What should I do to cut them further?

sbc100 commented 2 years ago

You can just use, or crib from the Makefile to wasi-sdk itself if you want to match more precisely what we do. For example here is the install command we use:

https://github.com/WebAssembly/wasi-sdk/blob/77ba98a998cb9f2a63ab3a5f94bbabd069f65ff0/Makefile#L70

Can you use that makefile to build the whole of wasi-sdk rather than roll you own script?

1.9gb seems very big. Did you run strip on the binaries? Can you see where the usage is coming from? What does du -sm /tmp/llvm/* say?

bathtub-01 commented 2 years ago

You can just use, or crib from the Makefile to wasi-sdk itself if you want to match more precisely what we do.
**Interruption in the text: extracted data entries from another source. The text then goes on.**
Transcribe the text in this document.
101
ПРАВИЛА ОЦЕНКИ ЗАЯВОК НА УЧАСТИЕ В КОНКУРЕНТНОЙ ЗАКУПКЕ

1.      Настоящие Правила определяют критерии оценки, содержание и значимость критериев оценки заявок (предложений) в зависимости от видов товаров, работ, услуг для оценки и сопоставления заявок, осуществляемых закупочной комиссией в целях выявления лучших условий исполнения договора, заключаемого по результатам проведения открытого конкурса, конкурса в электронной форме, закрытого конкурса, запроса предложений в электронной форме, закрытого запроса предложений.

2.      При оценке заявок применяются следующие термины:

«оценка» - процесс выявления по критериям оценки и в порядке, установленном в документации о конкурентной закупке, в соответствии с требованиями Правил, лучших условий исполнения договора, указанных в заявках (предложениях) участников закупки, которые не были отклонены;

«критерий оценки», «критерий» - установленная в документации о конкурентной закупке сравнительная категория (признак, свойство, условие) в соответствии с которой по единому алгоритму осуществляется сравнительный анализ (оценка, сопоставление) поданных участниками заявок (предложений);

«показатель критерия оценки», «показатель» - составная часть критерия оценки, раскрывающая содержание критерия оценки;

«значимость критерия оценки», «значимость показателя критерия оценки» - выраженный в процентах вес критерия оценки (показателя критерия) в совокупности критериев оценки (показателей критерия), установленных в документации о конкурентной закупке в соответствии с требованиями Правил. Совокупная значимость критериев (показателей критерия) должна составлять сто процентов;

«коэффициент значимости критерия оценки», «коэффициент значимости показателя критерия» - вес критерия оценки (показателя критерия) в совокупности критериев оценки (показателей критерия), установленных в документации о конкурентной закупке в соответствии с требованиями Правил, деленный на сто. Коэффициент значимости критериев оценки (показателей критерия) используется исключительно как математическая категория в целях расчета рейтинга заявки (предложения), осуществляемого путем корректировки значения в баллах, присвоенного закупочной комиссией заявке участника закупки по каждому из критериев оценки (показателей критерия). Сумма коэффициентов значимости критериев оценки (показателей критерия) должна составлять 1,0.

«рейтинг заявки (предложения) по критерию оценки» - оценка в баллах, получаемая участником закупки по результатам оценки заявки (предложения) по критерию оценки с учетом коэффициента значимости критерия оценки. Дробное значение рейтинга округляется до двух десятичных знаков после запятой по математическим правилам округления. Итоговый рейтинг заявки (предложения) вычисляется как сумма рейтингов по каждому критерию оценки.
For example here is the install command we use:

https://github.com/WebAssembly/wasi-sdk/blob/77ba98a998cb9f2a63ab3a5f94bbabd069f65ff0/Makefile#L70

Can you use that makefile to build the whole of wasi-sdk rather than roll you own script?

1.9gb seems very big. Did you run strip on the binaries? Can you see where the usage is coming from? What does du -sm /tmp/llvm/* say?

Oh thanks, the Makefile is a good reference. I changed the https://github.com/WebAssembly/wasi-sdk/blob/77ba98a998cb9f2a63ab3a5f94bbabd069f65ff0/Makefile#L5 to my previous llvm-project directory and it works. stripcommand does reduce the size of the binaries. I also notice that I can run make strip after installation. This is a convenient batch operation script. I think, next I only need to analyse the Makefile to understand your approach. Thank you for your help!